Although continuous BTK inhibitors have the most prospective data for high-risk CLL (17p/TP53 mutations), some highly motivated patients still opt for fixed-duration treatment. This requires a detailed conversation where clinicians must explain the trade-off: achieving a treatment-free period may come at the cost of needing second-line therapy sooner.

A common assumption that older patients may prefer simpler, continuous medication regimens is often incorrect. Clinical experience shows that the vast majority of patients, regardless of age, are interested in a time-limited therapy option, provided it can be delivered conveniently without infusions.

Despite strong single-agent trial results, experts believe the field is shifting away from continuous monotherapy. The most significant future impact for pirtobrutinib will likely be as a backbone of fixed-duration combination therapies with drugs like venetoclax, aiming for deeper remissions without indefinite treatment.

While the continuous BTK inhibitor zanubrutinib showed longer progression-free survival, this efficacy came with a significant safety trade-off. It led to a 47% rate of serious adverse events compared to 24% for the fixed-duration acalabrutinib-venetoclax combination in the indirect analysis.

The CLL17 study reveals that continuous ibrutinib, fixed-duration venetoclax/obinutuzumab, and fixed-duration venetoclax/ibrutinib all yield identical progression-free survival rates at three years. This finding empowers clinicians to choose a strategy based on patient preference (continuous vs. fixed-duration) without compromising near-term efficacy.

Despite the appeal of stopping treatment, a key insight from clinical practice is that patients' most critical question remains which therapy offers the longest period of remission, often overriding factors like treatment duration and oral-only options.

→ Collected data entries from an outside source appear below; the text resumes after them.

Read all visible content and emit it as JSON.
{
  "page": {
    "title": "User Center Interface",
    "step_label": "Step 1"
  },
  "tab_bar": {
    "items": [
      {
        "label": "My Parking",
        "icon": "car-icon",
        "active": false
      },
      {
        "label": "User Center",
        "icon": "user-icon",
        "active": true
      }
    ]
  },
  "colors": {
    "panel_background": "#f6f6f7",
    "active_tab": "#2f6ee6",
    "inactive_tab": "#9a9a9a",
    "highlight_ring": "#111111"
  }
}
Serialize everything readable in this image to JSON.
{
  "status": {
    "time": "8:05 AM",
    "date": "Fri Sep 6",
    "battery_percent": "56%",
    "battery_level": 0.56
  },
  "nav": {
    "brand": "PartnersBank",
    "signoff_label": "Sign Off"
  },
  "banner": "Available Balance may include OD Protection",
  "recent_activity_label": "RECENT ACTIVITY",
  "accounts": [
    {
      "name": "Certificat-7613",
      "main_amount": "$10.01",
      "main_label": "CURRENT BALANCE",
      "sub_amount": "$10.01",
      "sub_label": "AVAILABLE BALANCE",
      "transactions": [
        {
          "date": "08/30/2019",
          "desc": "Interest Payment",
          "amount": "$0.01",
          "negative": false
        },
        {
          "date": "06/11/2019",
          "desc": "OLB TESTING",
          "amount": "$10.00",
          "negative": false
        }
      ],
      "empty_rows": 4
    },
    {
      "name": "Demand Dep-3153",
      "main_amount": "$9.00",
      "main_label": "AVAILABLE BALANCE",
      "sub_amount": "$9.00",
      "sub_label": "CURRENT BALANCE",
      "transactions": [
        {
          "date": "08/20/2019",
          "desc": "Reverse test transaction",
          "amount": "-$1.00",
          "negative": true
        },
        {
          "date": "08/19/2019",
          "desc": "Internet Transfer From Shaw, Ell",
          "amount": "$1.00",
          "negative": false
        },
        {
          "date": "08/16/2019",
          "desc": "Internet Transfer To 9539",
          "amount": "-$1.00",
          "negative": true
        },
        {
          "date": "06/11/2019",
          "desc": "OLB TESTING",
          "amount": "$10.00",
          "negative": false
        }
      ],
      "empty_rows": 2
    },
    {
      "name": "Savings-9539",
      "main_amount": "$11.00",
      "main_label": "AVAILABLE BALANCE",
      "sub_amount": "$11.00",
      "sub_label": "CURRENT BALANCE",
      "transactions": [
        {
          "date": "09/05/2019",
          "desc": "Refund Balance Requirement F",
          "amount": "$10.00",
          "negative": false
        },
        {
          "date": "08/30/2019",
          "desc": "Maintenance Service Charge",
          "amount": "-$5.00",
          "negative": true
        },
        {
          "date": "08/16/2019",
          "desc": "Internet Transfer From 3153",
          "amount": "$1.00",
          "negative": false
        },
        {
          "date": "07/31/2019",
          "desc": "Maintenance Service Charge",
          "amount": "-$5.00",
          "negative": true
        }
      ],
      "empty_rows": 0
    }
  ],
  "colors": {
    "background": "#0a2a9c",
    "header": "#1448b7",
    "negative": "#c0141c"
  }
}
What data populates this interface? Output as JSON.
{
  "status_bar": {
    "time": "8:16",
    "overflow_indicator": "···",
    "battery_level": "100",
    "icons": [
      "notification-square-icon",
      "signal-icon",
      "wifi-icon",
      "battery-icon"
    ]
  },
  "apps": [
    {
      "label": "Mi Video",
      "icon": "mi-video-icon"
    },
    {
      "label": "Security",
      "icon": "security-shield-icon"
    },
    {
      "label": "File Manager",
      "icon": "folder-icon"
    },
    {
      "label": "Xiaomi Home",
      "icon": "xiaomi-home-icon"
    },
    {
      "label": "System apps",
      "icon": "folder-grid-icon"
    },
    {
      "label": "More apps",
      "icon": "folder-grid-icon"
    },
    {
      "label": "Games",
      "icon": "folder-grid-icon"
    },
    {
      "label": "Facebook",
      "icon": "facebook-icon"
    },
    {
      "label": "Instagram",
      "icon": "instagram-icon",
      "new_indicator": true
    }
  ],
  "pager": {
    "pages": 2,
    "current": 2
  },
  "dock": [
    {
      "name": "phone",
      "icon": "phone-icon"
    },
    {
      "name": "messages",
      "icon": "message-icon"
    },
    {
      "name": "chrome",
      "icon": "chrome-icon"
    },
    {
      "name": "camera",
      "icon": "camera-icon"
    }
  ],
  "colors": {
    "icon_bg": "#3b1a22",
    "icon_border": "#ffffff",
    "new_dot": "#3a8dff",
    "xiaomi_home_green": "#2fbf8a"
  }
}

For older CLL patients, stopping acalabrutinib after 18 months results in relapse within a year for half of them. However, their overall survival remains identical to those who continue treatment, suggesting a "drug holiday" is a safe option for managing side effects or patient preference without long-term detriment.

While many CLL patients prefer fixed-duration therapy to avoid continuous medication, this preference is often overridden by practical logistics. The burden of increased monitoring and frequent clinic visits associated with fixed-duration regimens leads some patients to opt for continuous therapy instead.

The CLL17 trial revealed a counterintuitive finding: unfit patients had worse outcomes on continuous ibrutinib, likely due to toxicity-related discontinuations. The logistically harder venetoclax-obinutuzumab fixed-duration regimen produced equal efficacy in both fit and unfit patients, making it a better choice for the less fit.